A novel SCN3B in-frame codon deletion in a Brugada syndrome patient: Implications for disrupted NaV1.5 function

Abstract

Introduction

Brugada Syndrome (BrS) is an inherited arrhythmia syndrome characterised by ST-segment elevation in the right precordial ECG leads and is associated with an increased risk of sudden cardiac death. We identify and characterise a novel SCN3B variant encoding the regulatory β3-subunit of the cardiac voltage-gated sodium channel, Na_V1.5.

Methods and results

A 54-year-old Caucasian male presented with palpitations and dizziness. An ECG identified a spontaneous type 1 BrS pattern and review of his medical records revealed a prior type 1 BrS ECG. Next generation sequencing of a BrS risk panel of genes identified a novel SCN3B deletion (c. c412–414, p.T138Del) yielding a single amino acid deletion.
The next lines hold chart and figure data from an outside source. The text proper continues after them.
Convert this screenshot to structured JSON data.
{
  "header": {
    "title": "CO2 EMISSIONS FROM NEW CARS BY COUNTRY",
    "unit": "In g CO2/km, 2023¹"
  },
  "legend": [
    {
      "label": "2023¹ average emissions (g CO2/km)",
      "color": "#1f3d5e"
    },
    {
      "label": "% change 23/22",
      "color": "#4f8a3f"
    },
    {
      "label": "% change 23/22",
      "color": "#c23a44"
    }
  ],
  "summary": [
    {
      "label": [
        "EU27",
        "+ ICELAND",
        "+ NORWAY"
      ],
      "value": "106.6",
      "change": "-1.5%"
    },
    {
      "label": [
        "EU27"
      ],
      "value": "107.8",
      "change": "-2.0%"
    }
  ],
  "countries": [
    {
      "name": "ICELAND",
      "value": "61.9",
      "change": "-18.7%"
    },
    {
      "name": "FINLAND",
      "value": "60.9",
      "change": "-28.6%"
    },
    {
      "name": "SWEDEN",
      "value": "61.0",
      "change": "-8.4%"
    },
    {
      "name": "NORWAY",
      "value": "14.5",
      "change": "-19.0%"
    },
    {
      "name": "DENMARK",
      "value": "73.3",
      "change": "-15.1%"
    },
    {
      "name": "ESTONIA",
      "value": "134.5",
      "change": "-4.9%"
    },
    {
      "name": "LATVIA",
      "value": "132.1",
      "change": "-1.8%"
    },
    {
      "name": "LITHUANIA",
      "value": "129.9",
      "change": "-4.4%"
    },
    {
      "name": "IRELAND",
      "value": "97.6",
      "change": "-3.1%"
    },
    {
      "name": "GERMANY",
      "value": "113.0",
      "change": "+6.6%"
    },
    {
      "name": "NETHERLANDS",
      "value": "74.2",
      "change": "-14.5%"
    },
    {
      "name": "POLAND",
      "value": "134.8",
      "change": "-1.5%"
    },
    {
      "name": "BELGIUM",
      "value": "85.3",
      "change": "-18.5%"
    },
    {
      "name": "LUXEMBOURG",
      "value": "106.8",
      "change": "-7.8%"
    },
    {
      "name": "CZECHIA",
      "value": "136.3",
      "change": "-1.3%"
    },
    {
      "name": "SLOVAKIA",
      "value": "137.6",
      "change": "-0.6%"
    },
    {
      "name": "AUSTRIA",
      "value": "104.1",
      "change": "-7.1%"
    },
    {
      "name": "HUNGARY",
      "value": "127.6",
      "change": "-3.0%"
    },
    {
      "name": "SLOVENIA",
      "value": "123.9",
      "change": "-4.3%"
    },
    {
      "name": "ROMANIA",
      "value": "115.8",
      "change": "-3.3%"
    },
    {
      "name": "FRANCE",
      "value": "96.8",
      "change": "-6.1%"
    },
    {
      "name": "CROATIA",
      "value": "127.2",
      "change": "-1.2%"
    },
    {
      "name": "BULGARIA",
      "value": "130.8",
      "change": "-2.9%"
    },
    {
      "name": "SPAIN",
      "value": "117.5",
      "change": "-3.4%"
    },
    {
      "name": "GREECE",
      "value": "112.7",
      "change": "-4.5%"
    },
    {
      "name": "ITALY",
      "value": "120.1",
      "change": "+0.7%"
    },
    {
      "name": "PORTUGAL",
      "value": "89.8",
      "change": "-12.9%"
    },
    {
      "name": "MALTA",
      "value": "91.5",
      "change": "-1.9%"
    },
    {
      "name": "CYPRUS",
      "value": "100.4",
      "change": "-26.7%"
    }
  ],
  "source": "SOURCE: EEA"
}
No other pathogenic variants were identified. Using site-directed mutagenesis we made the β3-ΔT138 variant and examined structural and functional effects in a heterologous system. Computational predictions together with circular dichroism spectroscopy showed highly localised structural perturbations with minimal effect on the gross protein architecture. Biotinylation, co-immunoprecipitation and surface cross-linking experiments identified normal β3 surface expression and interaction with Na_V1.5. Electrophysiological analysis identified reduced peak current and channel availability. Additionally, an accelerated fast inactivation was observed only in the presence of both wild-type and ΔT138 β3-subunits, reflecting the heterozygous individual. These effects are consistent with a loss-of-function phenotype.

Conclusion

A novel BrS associated SCN3B deletion introduced minimally disruptive structural perturbations to the regulatory β3-subunit of Na_V1.5, yet exerted significant electrophysiological effects. This variant highlights nuances of the Na_V1.5-β3 interaction and its role in maintaining normal cardiac excitability.